Tiga hari ke depan ini jamaah haji di tanah suci sedang
menggenapkan ritual ibadahnya. Di hari tasyrik – sampai tanggal 13 Dzulhijjah –
seusai wuquf di Arafah jamaah haji melakukan lempar jumrah di Mina atau Tawaf
dan sa’i di Mekah. Tertunainya keempat ritual itu menjadi tanda sempurnanya
ibadah haji secara syariat. Meskipun, boleh jadi, tak sedikit jamaah yang tak
mampu menyelami substansi hajinya.
Sebagaimana telah saya sampaikan di tulisan sebelumnya, Nabi
Ibrahim memperoleh kemantapan iman saat berwuquf di Padang Arafah. Namun, hal
itu baru menjadi awal ujian kesabaran yang sebenarnya. Beragama tidak cukup
hanya bersifat internal di dalam keyakinan diri, melainkan harus sampai
mengimbas keluar, dipraktekkan dalam kehidupan nyata. Seberapa mantap Ibrahim
memenuhi ujian Allah itu, setan pun memperoleh peran untuk menghadang
perjalanan Ibrahim menuju Jabal Qurban.
Jabal Qurban adalah sebuah bukit yang ada di kawasan Mina.
Dimana seusai menjalani wuquf, Ibrahim bersama istri dan anaknya berjalan
menuju ke Mekah melewati kaki bukit itu. Ibrahim yang sudah mantap untuk
menjalani ujian Allah, meminta istrinya menunggu di bawah bukit. Ia mengajak
Ismail yang tak tahu apa yang akan dilakukan ayahnya ke atas bukit.
Di lereng bukit itulah Ibrahim dan Ismail dihadang oleh
setan dengan segala rayuannya, agar membatalkan niat mengorbankan anaknya.

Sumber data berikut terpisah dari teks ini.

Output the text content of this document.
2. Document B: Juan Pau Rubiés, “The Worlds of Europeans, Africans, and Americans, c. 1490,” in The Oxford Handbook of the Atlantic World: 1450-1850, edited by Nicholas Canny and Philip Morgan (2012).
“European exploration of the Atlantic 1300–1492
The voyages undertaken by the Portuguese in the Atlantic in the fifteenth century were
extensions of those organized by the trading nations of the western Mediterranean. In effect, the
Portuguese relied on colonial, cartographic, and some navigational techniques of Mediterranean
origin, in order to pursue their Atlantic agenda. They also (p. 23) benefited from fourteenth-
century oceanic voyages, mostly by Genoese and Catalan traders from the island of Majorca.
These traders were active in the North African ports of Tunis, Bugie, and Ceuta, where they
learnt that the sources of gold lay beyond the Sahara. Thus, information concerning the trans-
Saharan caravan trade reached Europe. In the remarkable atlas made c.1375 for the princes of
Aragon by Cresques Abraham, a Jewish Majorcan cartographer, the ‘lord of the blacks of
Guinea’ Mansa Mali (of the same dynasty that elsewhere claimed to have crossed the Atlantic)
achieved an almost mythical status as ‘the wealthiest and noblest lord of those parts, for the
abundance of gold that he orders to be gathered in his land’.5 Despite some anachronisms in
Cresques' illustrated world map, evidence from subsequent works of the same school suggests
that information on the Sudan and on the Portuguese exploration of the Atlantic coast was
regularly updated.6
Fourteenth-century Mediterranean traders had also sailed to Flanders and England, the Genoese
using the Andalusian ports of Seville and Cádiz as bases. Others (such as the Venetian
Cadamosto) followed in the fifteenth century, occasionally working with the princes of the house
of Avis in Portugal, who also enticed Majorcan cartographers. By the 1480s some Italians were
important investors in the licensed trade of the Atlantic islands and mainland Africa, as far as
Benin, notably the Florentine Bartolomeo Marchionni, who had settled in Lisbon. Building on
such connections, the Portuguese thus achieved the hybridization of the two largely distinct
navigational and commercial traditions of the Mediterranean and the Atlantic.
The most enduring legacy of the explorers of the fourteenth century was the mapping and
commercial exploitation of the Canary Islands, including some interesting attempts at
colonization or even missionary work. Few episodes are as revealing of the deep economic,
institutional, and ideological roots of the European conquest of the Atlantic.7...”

Sebuah rayuan maut, yang seakan-akan membela Ibrahim dan menyodok perasaan
cinta kepada anak yang dikasihinya. Tapi keimanannya telah menghunjam jiwa,
hatinya telah terbuka dari hijab yang menutupinya. Ia bisa melihat dengan
jernih bahwa yang menghadangnya adalah setan yang menunggangi kesadaran
egoistiknya sebagai manusia. Sementara, kesadaran ilahiah telah memancar ke
dalam relung-relung jiwa yang paling dalam, mencahayai segala perbuatannya.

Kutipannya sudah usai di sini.